Io c’ero, ero a Bangui quel giorno. Sono stato insieme col Papa e gli altri vescovi alla celebrazione di apertura della porta santa. È stato un segno fortissimo, commovente per tutta la Chiesa africana. Noi viviamo molte persecuzioni, la nostra gente è colpita da tante sofferenze. Quel giorno le persone, vedendo che il Papa apriva la porta della misericordia in mezzo a loro, in Africa, hanno sentito che Dio li ama. Hanno visto che, anche in mezzo a tutti i drammi, l’amore di Dio è presente e li accompagna. Quello di Francesco è stato un gesto profetico.
Molti giovani occidentali sentono il desiderio di fare dei periodi di volontariato in Africa. che cosa possono portare a casa da un’esperienza di questo tipo?
Vado oltre: penso che ogni giovane, prima di finire l’università, dovrebbe fare un anno in Africa.
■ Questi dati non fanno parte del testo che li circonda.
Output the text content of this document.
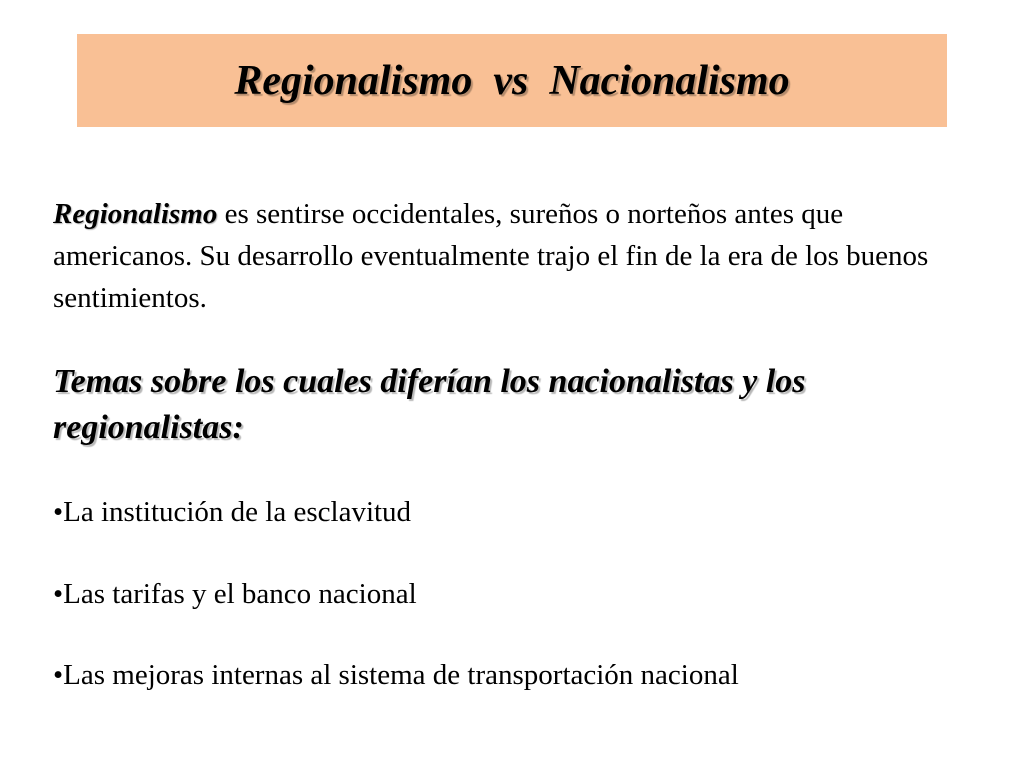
Regionalismo  vs  Nacionalismo
Regionalismo es sentirse occidentales, sureños o norteños antes que americanos. Su desarrollo eventualmente trajo el fin de la era de los buenos sentimientos.
Temas sobre los cuales diferían los nacionalistas y los regionalistas:
•La institución de la esclavitud
•Las tarifas y el banco nacional
•Las mejoras internas al sistema de transportación nacional
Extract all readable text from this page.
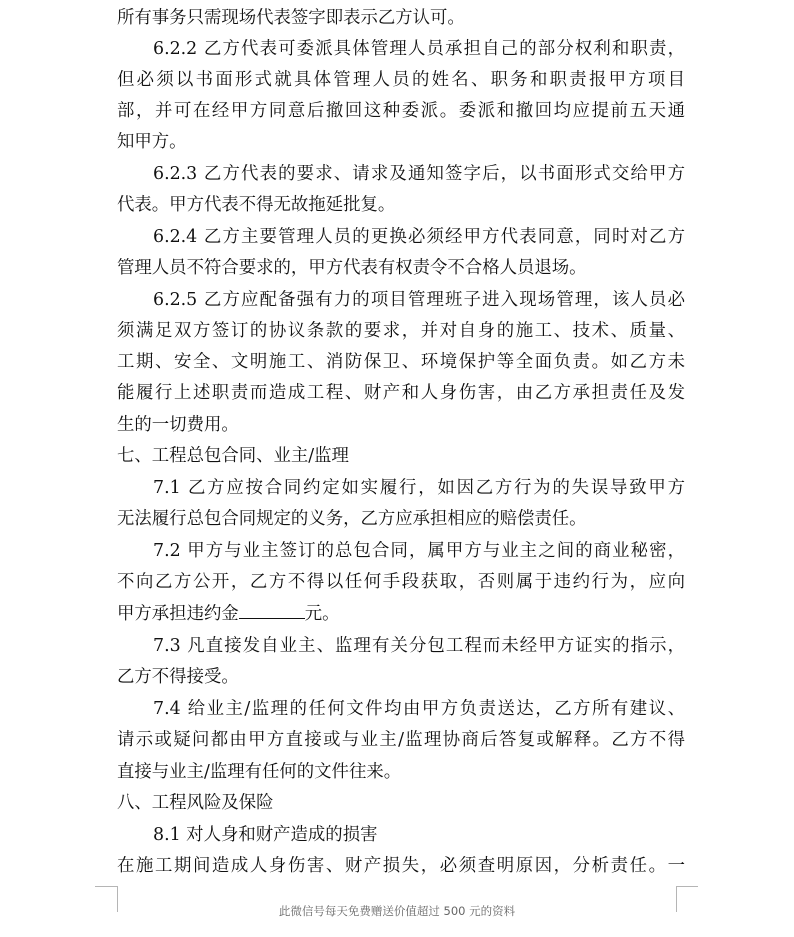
所有事务只需现场代表签字即表示乙方认可。
6.2.2 乙方代表可委派具体管理人员承担自己的部分权利和职责，
但必须以书面形式就具体管理人员的姓名、职务和职责报甲方项目
部，并可在经甲方同意后撤回这种委派。委派和撤回均应提前五天通
知甲方。
6.2.3 乙方代表的要求、请求及通知签字后，以书面形式交给甲方
代表。甲方代表不得无故拖延批复。
6.2.4 乙方主要管理人员的更换必须经甲方代表同意，同时对乙方
管理人员不符合要求的，甲方代表有权责令不合格人员退场。
6.2.5 乙方应配备强有力的项目管理班子进入现场管理，该人员必
须满足双方签订的协议条款的要求，并对自身的施工、技术、质量、
工期、安全、文明施工、消防保卫、环境保护等全面负责。如乙方未
能履行上述职责而造成工程、财产和人身伤害，由乙方承担责任及发
生的一切费用。
七、工程总包合同、业主/监理
7.1 乙方应按合同约定如实履行，如因乙方行为的失误导致甲方
无法履行总包合同规定的义务，乙方应承担相应的赔偿责任。
7.2 甲方与业主签订的总包合同，属甲方与业主之间的商业秘密，
不向乙方公开，乙方不得以任何手段获取，否则属于违约行为，应向
甲方承担违约金	元。
7.3 凡直接发自业主、监理有关分包工程而未经甲方证实的指示，
乙方不得接受。
7.4 给业主/监理的任何文件均由甲方负责送达，乙方所有建议、
请示或疑问都由甲方直接或与业主/监理协商后答复或解释。乙方不得
直接与业主/监理有任何的文件往来。
八、工程风险及保险
8.1 对人身和财产造成的损害
在施工期间造成人身伤害、财产损失，必须查明原因，分析责任。一
此微信号每天免费赠送价值超过 500 元的资料
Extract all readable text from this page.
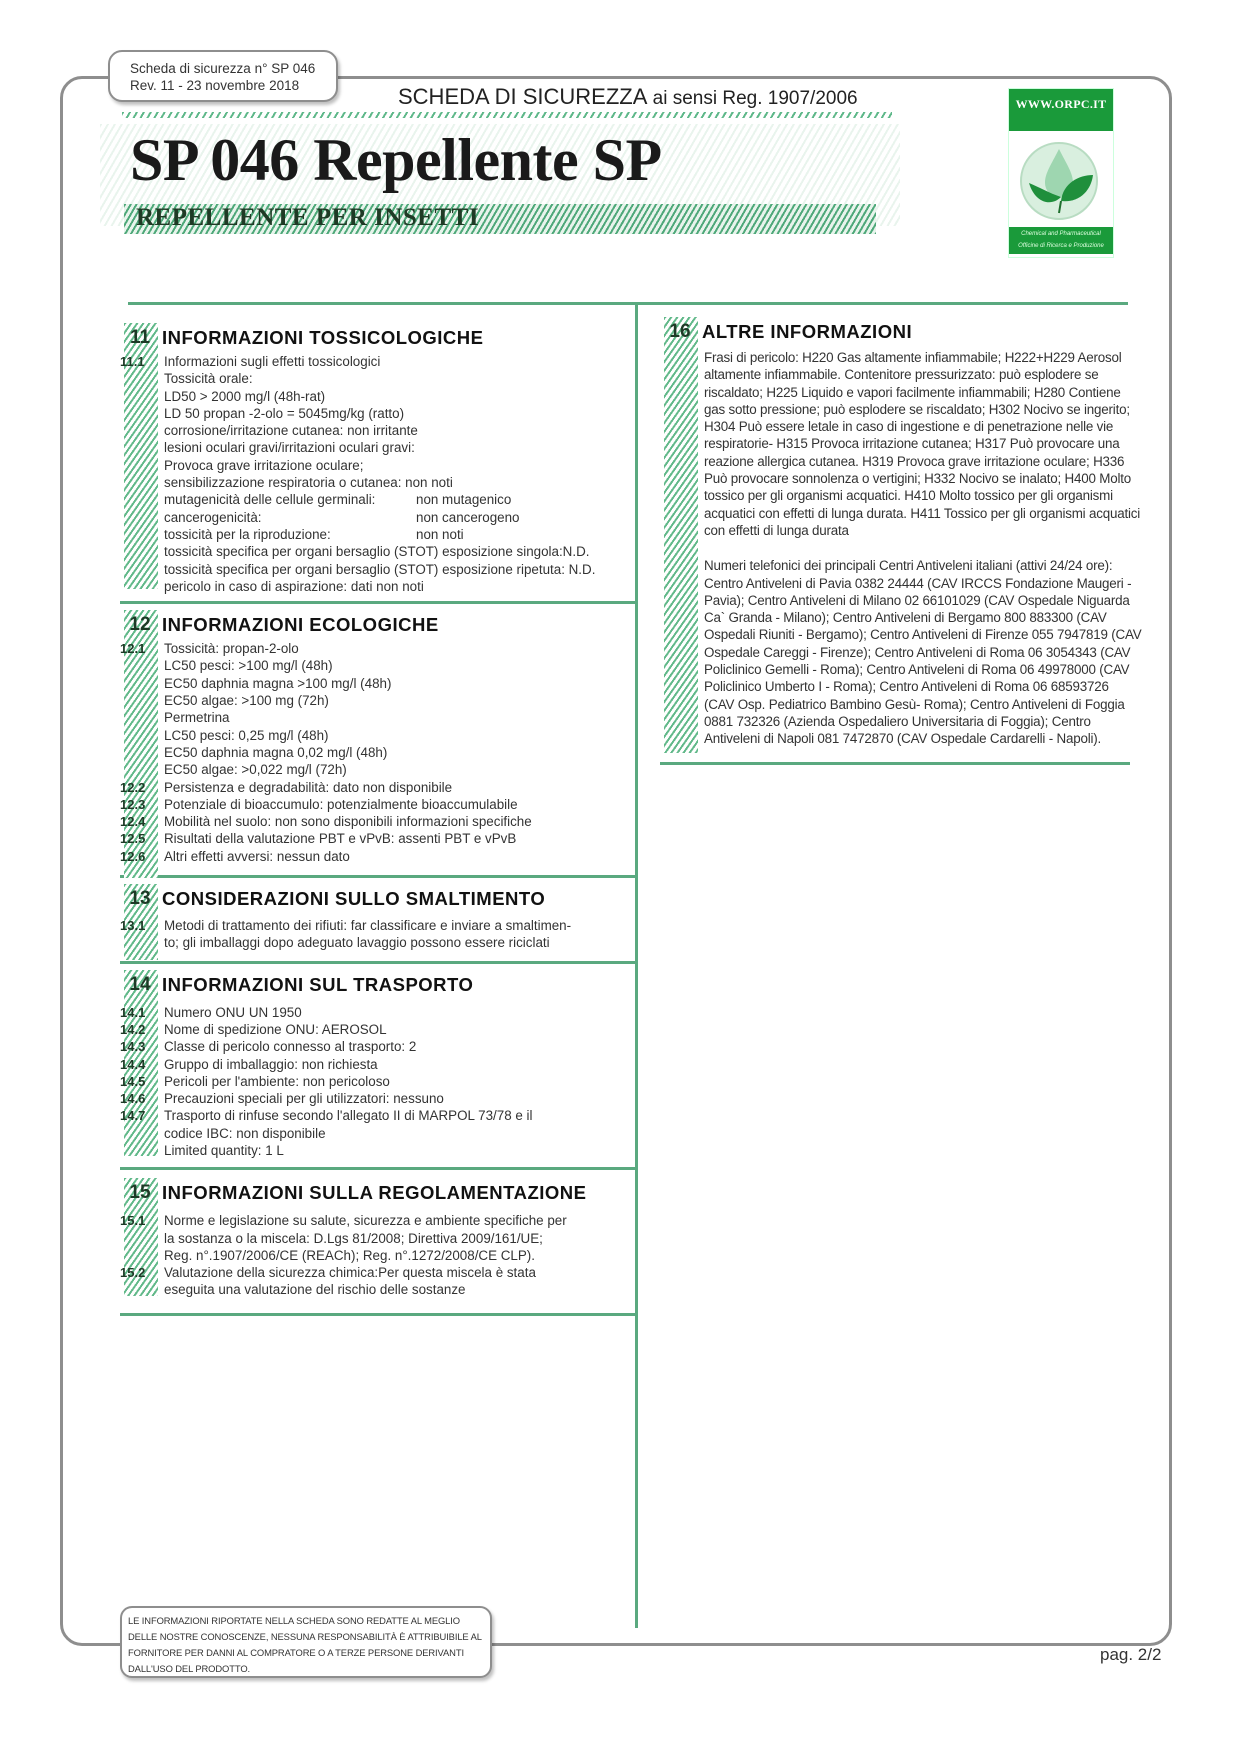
Scheda di sicurezza n° SP 046
Rev. 11 - 23 novembre 2018	SCHEDA DI SICUREZZA ai sensi Reg. 1907/2006
SP 046 Repellente SP
REPELLENTE PER INSETTI
WWW.ORPC.IT
Chemical and Pharmaceutical
Officine di Ricerca e Produzione
11 INFORMAZIONI TOSSICOLOGICHE
11.1	Informazioni sugli effetti tossicologici
Tossicità orale:
LD50 > 2000 mg/l (48h-rat)
LD 50 propan -2-olo = 5045mg/kg (ratto)
corrosione/irritazione cutanea: non irritante
lesioni oculari gravi/irritazioni oculari gravi:
Provoca grave irritazione oculare;
sensibilizzazione respiratoria o cutanea: non noti
mutagenicità delle cellule germinali:	non mutagenico
cancerogenicità:	non cancerogeno
tossicità per la riproduzione:	non noti
tossicità specifica per organi bersaglio (STOT) esposizione singola:N.D.
tossicità specifica per organi bersaglio (STOT) esposizione ripetuta: N.D.
pericolo in caso di aspirazione: dati non noti
12 INFORMAZIONI ECOLOGICHE
12.1	Tossicità: propan-2-olo
LC50 pesci: >100 mg/l (48h)
EC50 daphnia magna >100 mg/l (48h)
EC50 algae: >100 mg (72h)
Permetrina
LC50 pesci: 0,25 mg/l (48h)
EC50 daphnia magna 0,02 mg/l (48h)
EC50 algae: >0,022 mg/l (72h)
12.2	Persistenza e degradabilità: dato non disponibile
12.3	Potenziale di bioaccumulo: potenzialmente bioaccumulabile
12.4	Mobilità nel suolo: non sono disponibili informazioni specifiche
12.5	Risultati della valutazione PBT e vPvB: assenti PBT e vPvB
12.6	Altri effetti avversi: nessun dato
13 CONSIDERAZIONI SULLO SMALTIMENTO
13.1	Metodi di trattamento dei rifiuti: far classificare e inviare a smaltimen-
to; gli imballaggi dopo adeguato lavaggio possono essere riciclati
14 INFORMAZIONI SUL TRASPORTO
14.1	Numero ONU UN 1950
14.2	Nome di spedizione ONU: AEROSOL
14.3	Classe di pericolo connesso al trasporto: 2
14.4	Gruppo di imballaggio: non richiesta
14.5	Pericoli per l'ambiente: non pericoloso
14.6	Precauzioni speciali per gli utilizzatori: nessuno
14.7	Trasporto di rinfuse secondo l'allegato II di MARPOL 73/78 e il
codice IBC: non disponibile
Limited quantity: 1 L
15 INFORMAZIONI SULLA REGOLAMENTAZIONE
15.1	Norme e legislazione su salute, sicurezza e ambiente specifiche per
la sostanza o la miscela: D.Lgs 81/2008; Direttiva 2009/161/UE;
Reg. n°.1907/2006/CE (REACh); Reg. n°.1272/2008/CE CLP).
15.2	Valutazione della sicurezza chimica:Per questa miscela è stata
eseguita una valutazione del rischio delle sostanze
16 ALTRE INFORMAZIONI
Frasi di pericolo: H220 Gas altamente infiammabile; H222+H229 Aerosol altamente infiammabile. Contenitore pressurizzato: può esplodere se riscaldato; H225 Liquido e vapori facilmente infiammabili; H280 Contiene gas sotto pressione; può esplodere se riscaldato; H302 Nocivo se ingerito; H304 Può essere letale in caso di ingestione e di penetrazione nelle vie respiratorie- H315 Provoca irritazione cutanea; H317 Può provocare una reazione allergica cutanea. H319 Provoca grave irritazione oculare; H336 Può provocare sonnolenza o vertigini; H332 Nocivo se inalato; H400 Molto tossico per gli organismi acquatici. H410 Molto tossico per gli organismi acquatici con effetti di lunga durata. H411 Tossico per gli organismi acquatici con effetti di lunga durata
Numeri telefonici dei principali Centri Antiveleni italiani (attivi 24/24 ore): Centro Antiveleni di Pavia 0382 24444 (CAV IRCCS Fondazione Maugeri - Pavia); Centro Antiveleni di Milano 02 66101029 (CAV Ospedale Niguarda Ca` Granda - Milano); Centro Antiveleni di Bergamo 800 883300 (CAV Ospedali Riuniti - Bergamo); Centro Antiveleni di Firenze 055 7947819 (CAV Ospedale Careggi - Firenze); Centro Antiveleni di Roma 06 3054343 (CAV Policlinico Gemelli - Roma); Centro Antiveleni di Roma 06 49978000 (CAV Policlinico Umberto I - Roma); Centro Antiveleni di Roma 06 68593726 (CAV Osp. Pediatrico Bambino Gesù- Roma); Centro Antiveleni di Foggia 0881 732326 (Azienda Ospedaliero Universitaria di Foggia); Centro Antiveleni di Napoli 081 7472870 (CAV Ospedale Cardarelli - Napoli).
LE INFORMAZIONI RIPORTATE NELLA SCHEDA SONO REDATTE AL MEGLIO DELLE NOSTRE CONOSCENZE, NESSUNA RESPONSABILITÀ È ATTRIBUIBILE AL FORNITORE PER DANNI AL COMPRATORE O A TERZE PERSONE DERIVANTI DALL'USO DEL PRODOTTO.
pag. 2/2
La farei diventare una regola, un po’ come il servizio militare. I giovani occidentali ne uscirebbero più equilibrati, questo periodo li aiuterebbe a crescere come persone. È facile vivere in Europa e pensare che tutto il mondo sia fatto così. Ma la realtà è molto diversa, anzi la gran parte del mondo non è ricca come l’Europa o il Nord America. Quando vieni in Africa vedi come vivono gli africani, e questo ti aiuta ad apprezzare di più il mondo.
Un padre sinodale ha lanciato l’idea di progetti strutturati e continuativi di volontariato internazionale, tra Paesi di continenti diversi. Potrebbe funzionare?
Assolutamente sì, quell’intervento mi ha entusiasmato. Spero che i vescovi prenderanno sul serio la questione e daranno notizia delle iniziative che verranno avviate perché faranno crescere meglio i giovani. Molti ragazzi in Occidente non danno valore a quello che hanno, perché non hanno idea di cosa ci sia dall’altra parte del mondo. Devono solo venire in Africa e vedere quello che c’è, le persone che non hanno niente ma sono veramente felici. Se invece hai tutto, ma non sei felice, allora è il momento di fare qualcosa.